The EU’s urge to be friends with Beijing - Monocolumn | Monocle

Monocolumn

A daily bulletin of news & opinion

9 January 2011

With half the Christmas presents opened in Europe last month having started life on Chinese production lines, it seems only fair that the European Union should want to sell more of its own goods to the moneyed Chinese and redress its large bilateral trade imbalance.

But when word spread from the corridors of Brussels in the New Year that leading eurocrats wanted to start selling arms to China, questions were inevitably raised as to how far Europe should be willing to go in order to conquer the Chinese market.

The EU, like the US and others, slapped an arms embargo on China following the Tiananmen Square massacre of 1989. But since then the world has changed. Europe is broke. Barely solvent EU member states such as Spain and Portugal see Chinese credit as the ultimate lifeline and think that lifting the embargo – which the Chinese hate, and have lobbied against for years – is a worthwhile concession for ensuring that China rides to their rescue.

Even for some European countries that don’t need bail-outs, lucrative arms deals with China would be economically welcome, yet their window of opportunity is closing. Within a few years, selling arms to China will be like carrying coals to Newcastle: Europe simply won’t have many weapon systems that Beijing, which is steadily closing the military technology gap, can’t build itself.

In December, the EU’s high representative for foreign affairs, Catherine Ashton, appeared to endorse the “sell now” position when she told EU leaders that the embargo was a “major impediment” to relations with China. However, an EU official told Monocle that French media reports suggesting the ban would be dropped in 2011 were inaccurate. EU leaders were discussing the embargo, she admitted, but any decision to lift the ban would stem from an improvement in China’s human rights record, not from economic considerations.

Alex Neill, head of the Asia programme at the Royal United Services Institute, thinks there is “no chance of the embargo being lifted in the near to medium term”. While some EU states clearly want to scrap it, all 27 members would need to agree in order for the policy to be changed, Neill points out. “The US will have come down very heavily via their various missions in Europe and Brussels to prevent a lift taking place,” he says, adding that countries such as the UK remain unconvinced by China’s progress on human rights.

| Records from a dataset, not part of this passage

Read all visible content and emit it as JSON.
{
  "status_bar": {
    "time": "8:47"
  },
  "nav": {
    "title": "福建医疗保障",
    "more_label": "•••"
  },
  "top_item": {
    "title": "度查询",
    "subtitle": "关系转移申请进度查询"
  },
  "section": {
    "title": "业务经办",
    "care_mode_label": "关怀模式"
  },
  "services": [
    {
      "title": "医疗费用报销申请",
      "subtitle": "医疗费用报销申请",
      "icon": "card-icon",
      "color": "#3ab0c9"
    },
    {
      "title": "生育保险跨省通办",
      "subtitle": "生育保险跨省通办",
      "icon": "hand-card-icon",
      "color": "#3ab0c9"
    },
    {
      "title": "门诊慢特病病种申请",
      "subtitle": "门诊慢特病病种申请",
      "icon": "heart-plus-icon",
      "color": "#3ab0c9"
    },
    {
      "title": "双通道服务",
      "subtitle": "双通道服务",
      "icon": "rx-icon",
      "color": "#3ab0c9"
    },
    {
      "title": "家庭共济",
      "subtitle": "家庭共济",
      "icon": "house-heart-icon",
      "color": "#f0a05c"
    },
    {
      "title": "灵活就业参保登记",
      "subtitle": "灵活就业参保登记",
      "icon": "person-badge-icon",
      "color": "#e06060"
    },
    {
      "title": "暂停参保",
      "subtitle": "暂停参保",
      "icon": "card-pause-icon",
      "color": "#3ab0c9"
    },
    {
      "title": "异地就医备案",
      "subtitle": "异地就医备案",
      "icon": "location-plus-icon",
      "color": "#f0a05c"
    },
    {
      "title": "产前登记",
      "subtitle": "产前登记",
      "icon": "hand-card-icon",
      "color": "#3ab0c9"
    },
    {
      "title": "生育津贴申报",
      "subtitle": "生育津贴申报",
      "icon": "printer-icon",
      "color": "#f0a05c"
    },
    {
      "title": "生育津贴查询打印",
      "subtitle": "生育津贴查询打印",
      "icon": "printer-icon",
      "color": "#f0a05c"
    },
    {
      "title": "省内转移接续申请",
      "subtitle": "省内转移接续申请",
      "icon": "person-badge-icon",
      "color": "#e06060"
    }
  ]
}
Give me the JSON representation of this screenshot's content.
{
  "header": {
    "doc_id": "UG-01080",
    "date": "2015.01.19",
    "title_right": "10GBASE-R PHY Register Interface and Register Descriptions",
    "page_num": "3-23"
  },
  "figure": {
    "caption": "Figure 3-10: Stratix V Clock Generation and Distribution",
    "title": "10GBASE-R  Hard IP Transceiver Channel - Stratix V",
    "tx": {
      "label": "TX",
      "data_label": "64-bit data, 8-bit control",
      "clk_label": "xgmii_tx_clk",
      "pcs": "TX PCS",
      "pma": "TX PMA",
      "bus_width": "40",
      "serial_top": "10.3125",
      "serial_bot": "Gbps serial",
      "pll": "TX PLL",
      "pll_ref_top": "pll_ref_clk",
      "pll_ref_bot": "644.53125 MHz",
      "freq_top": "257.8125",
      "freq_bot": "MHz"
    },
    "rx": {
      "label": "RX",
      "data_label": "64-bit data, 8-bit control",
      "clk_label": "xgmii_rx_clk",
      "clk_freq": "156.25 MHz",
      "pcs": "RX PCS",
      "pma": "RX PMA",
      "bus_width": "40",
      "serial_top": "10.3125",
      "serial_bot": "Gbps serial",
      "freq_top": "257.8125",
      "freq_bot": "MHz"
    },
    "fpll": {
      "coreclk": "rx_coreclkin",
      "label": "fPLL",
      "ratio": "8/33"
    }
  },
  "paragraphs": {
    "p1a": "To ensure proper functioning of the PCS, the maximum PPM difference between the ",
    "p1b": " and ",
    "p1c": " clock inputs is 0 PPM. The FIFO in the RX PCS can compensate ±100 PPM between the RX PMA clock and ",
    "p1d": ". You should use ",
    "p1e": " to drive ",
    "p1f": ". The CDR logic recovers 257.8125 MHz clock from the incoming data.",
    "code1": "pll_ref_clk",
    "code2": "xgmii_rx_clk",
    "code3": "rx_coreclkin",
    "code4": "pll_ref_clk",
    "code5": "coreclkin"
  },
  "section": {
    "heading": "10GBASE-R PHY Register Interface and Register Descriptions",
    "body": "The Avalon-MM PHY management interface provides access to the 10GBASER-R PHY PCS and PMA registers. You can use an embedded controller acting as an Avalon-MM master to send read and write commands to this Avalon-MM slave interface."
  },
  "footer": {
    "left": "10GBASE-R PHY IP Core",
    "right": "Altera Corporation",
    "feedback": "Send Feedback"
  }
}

China’s impressive military development demonstrates that Beijing has been able to circumvent the West’s arms embargo in any case. It is therefore the ban’s symbolism, rather than the arms themselves, that is most important. But if China’s leaders were to make economic support for the eurozone dependent on the embargo being lifted, it would be interesting to see where human rights stood on Europe’s list of priorities.